# July1st  DP1.1-1.2



## Msidd (16 Jun 2014)

Hey guys who else is coming Meaford this July?


----------



## AgentSmith (16 Jun 2014)

Knowing what course you're going on might be helpful so you can find other people.


----------



## Msidd (16 Jun 2014)

Its a Dp1 infantry running at meaford July1st... dont know the exact course code.

Im mainly looking for tips/tricks on what to bring etc...


----------



## aquaholic75 (16 Jun 2014)

I should be there for basic in July as well.


----------



## AgentSmith (17 Jun 2014)

Mase said:
			
		

> Its a Dp1 infantry running at meaford July1st... dont know the exact course code.
> 
> Im mainly looking for tips/tricks on what to bring etc...



Tips: listen to your course staff and do exactly as they say. Help your friends out.

What to bring: whatever is on the kit list.


----------



## Military Mom 2013 (21 Jun 2014)

DP1.1 and DP1.2 are both running simultaneously starting July 1st


----------



## Msidd (22 Jun 2014)

Military Mom 2013 said:
			
		

> DP1.1 and DP1.2 are both running simultaneously starting July 1st



Not simultaneously but consecutively  ;D
(unless you know of a diff 1.2 starting on jul1 that i dont know about)


----------



## Msidd (22 Jun 2014)

aquaholic75 said:
			
		

> I should be there for basic in July as well.

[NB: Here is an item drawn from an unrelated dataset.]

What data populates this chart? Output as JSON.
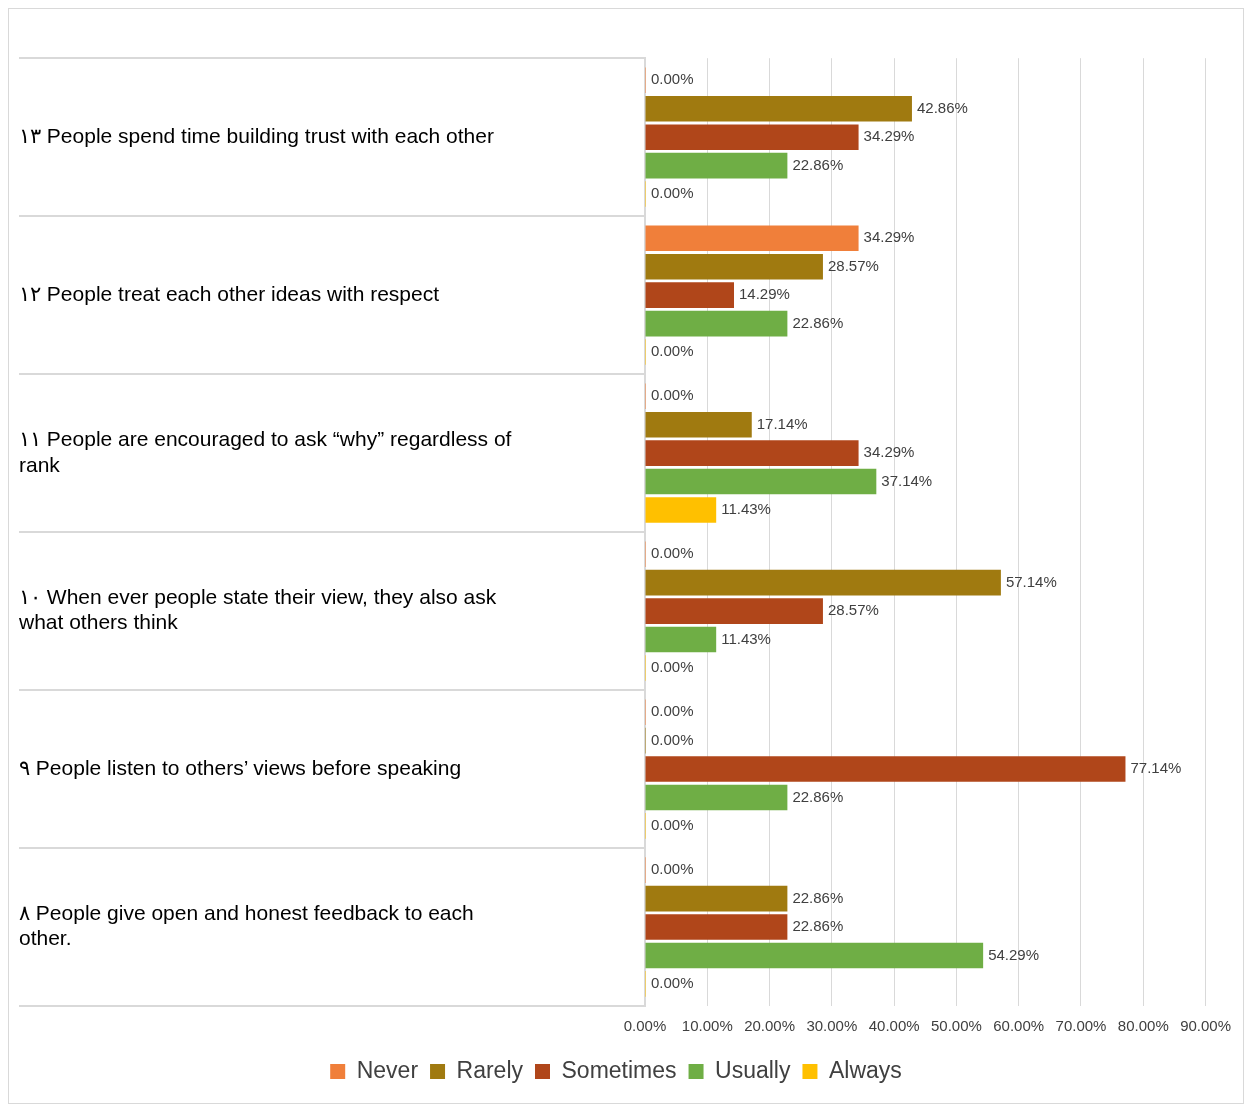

BFT would SUCK in warm weather


----------



## Military Mom 2013 (22 Jun 2014)

Yup - DP1.2 also starts July 1st.  My kid's going!


----------



## George Wallace (22 Jun 2014)

Mase said:
			
		

> BFT would SUCK in warm weather



Got a NEWS FLASH for you.  The BFT can SUCK in any weather.  How about in the Cold, where you have overdressed with a Parka and are walking on icy roads?   >


----------



## Smirnoff123 (22 Jun 2014)

Dont worry Mase, youre going to get to experience the hot weather rucks on dp1 infantry too.


----------



## Msidd (22 Jun 2014)

Other than the given kit list, im thinking more about things to make our lives easier/ save time (i.e bore snake). 
Alot of guys are bringing stuff like laundry detergent and swiffer mops... is this a good idea? 
Any other item that can be usefull on the course?


----------



## Flavus101 (22 Jun 2014)

Mase said:
			
		

> Other than the given kit list, im thinking more about things to make our lives easier/ save time (i.e bore snake).
> Alot of guys are bringing stuff like laundry detergent and swiffer mops... is this a good idea?
> Any other item that can be usefull on the course?



I was told to bring a camel back, not on the list but probably something worth while having.


----------